Marshall BioResources
- Founded: 1939
- Website: marshallbio.com

= Marshall Farms =

Animal breeder in New York, U.S.

Marshall BioResources (also known as Marshall Farms), based in North Rose, New York, is a commercial breeder of dogs and ferrets for pets and scientific research. Marshall Pet Products, a division of Marshall Farms founded in 1993, sells a wide range of food, toys, and other accessories for ferrets and rabbits.

The United States Department of Agriculture (USDA) has cited Marshall for more than 20 violations of the Animal Welfare Act since 2007. Animal rights groups such as PETA have attacked Marshall in the past for breeding animals for scientific and medical research. The company's facilities have been subject to protests and theft.

== History ==
Marshall BioResources is a commercial breeder of dogs, ferrets, and other animals for pets and scientific research. It is also known as Marshall Farms and Marshall Farms Group Ltd. Founded in 1939 by Gilman Marshall and based in North Rose, New York, the company is currently the largest ferret breeder in the United States. Marshall determined that ferrets could be used as a model to develop vaccines for canine distemper.

Ferrets from Marshall are sold in pet shops across the United States, Canada, Japan, and other countries. Ferrets, beagles, and other animals are also used in biomedicine laboratories, particularly in the fields of viral and parasitic diseases, cardiovascular and behavioral research, and reproductive endocrinology.

In 1993, Marshall Farms founded Marshall Pet Products, a division that sells a wide range of food, toys, and other accessories for ferrets and rabbits.

== Animal welfare ==

Marshall has been cited by the United States Department of Agriculture (USDA) for more than 20 violations of the Animal Welfare Act since 2007.

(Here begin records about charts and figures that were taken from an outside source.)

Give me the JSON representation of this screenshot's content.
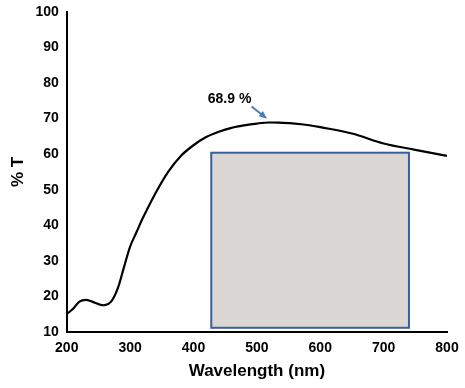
{
  "chart_data": {
    "type": "line",
    "x_label": "Wavelength (nm)",
    "y_label": "% T",
    "annotation": "68.9 %",
    "x": [
      200,
      210,
      220,
      230,
      240,
      250,
      260,
      270,
      280,
      290,
      300,
      310,
      320,
      340,
      360,
      380,
      400,
      420,
      440,
      460,
      480,
      500,
      520,
      540,
      560,
      580,
      600,
      650,
      700,
      750,
      800
    ],
    "values": [
      15,
      16.5,
      18.5,
      19,
      18.5,
      17.8,
      17.5,
      18.5,
      22,
      28,
      34,
      38,
      42,
      49,
      55,
      59.5,
      62.5,
      64.8,
      66.3,
      67.4,
      68.1,
      68.6,
      68.9,
      68.8,
      68.6,
      68.2,
      67.6,
      65.8,
      63,
      61.2,
      59.5
    ],
    "color": "#000000",
    "xlim": [
      200,
      800
    ],
    "xticks": [
      200,
      300,
      400,
      500,
      600,
      700,
      800
    ],
    "ylim": [
      10,
      100
    ],
    "yticks": [
      10,
      20,
      30,
      40,
      50,
      60,
      70,
      80,
      90,
      100
    ],
    "grid": false
  }
}
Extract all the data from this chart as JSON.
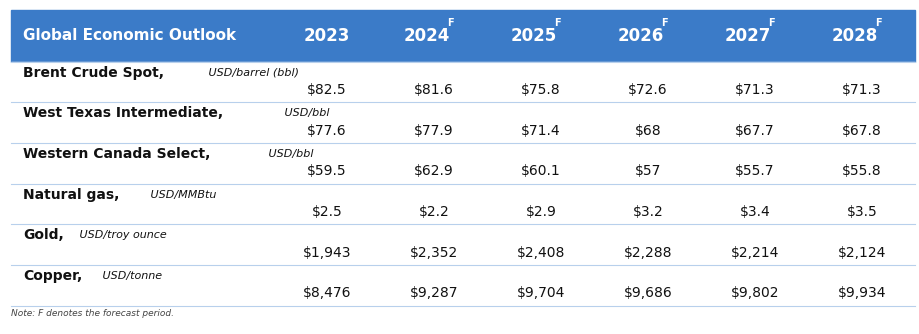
{
  "title": "Global Economic Outlook",
  "col_years": [
    "2023",
    "2024F",
    "2025F",
    "2026F",
    "2027F",
    "2028F"
  ],
  "header_bg": "#3B7BC8",
  "header_text_color": "#FFFFFF",
  "row_bg_white": "#FFFFFF",
  "divider_color": "#B8D0EC",
  "text_color": "#111111",
  "note_text": "Note: F denotes the forecast period.",
  "rows": [
    {
      "label_bold": "Brent Crude Spot,",
      "label_italic": " USD/barrel (bbl)",
      "values": [
        "$82.5",
        "$81.6",
        "$75.8",
        "$72.6",
        "$71.3",
        "$71.3"
      ]
    },
    {
      "label_bold": "West Texas Intermediate,",
      "label_italic": " USD/bbl",
      "values": [
        "$77.6",
        "$77.9",
        "$71.4",
        "$68",
        "$67.7",
        "$67.8"
      ]
    },
    {
      "label_bold": "Western Canada Select,",
      "label_italic": " USD/bbl",
      "values": [
        "$59.5",
        "$62.9",
        "$60.1",
        "$57",
        "$55.7",
        "$55.8"
      ]
    },
    {
      "label_bold": "Natural gas,",
      "label_italic": " USD/MMBtu",
      "values": [
        "$2.5",
        "$2.2",
        "$2.9",
        "$3.2",
        "$3.4",
        "$3.5"
      ]
    },
    {
      "label_bold": "Gold,",
      "label_italic": " USD/troy ounce",
      "values": [
        "$1,943",
        "$2,352",
        "$2,408",
        "$2,288",
        "$2,214",
        "$2,124"
      ]
    },
    {
      "label_bold": "Copper,",
      "label_italic": " USD/tonne",
      "values": [
        "$8,476",
        "$9,287",
        "$9,704",
        "$9,686",
        "$9,802",
        "$9,934"
      ]
    }
  ]
}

Animal rights groups such as PETA have attacked Marshall in the past for breeding animals for scientific and medical research. Specific claims and actions taken by PETA include:

Squalid Conditions: PETA released whistleblower footage showing beagles and puppies crammed in barren, feces-covered wire cages.

Cruel Pre-Testing: The organization revealed that Marshall trains beagles to wear tight-fitting inhalation masks so the company can charge higher prices to laboratories that test poisonous aerosol chemicals.

Supply Chain Protests: PETA urges the public to boycott pet food, toys, and supplies sold by Marshall Pet Products (owned by Marshall BioResources).

Federal Investigations: PETA has formally urged the USDA to revoke Marshall’s breeding license and called on the NIH and Department of Defense to halt business dealings with the company.

Whistleblowers have shown videos of the conditions of facilities. Its facilities have drawn protesters. The firm was the subject of an Animal Liberation Front raid in 2001, in which it was claimed that 10 ferrets and 30 beagles were removed from the complex. Animal Rising removed 20 beagle puppies from a Cambridgeshire site in 2022.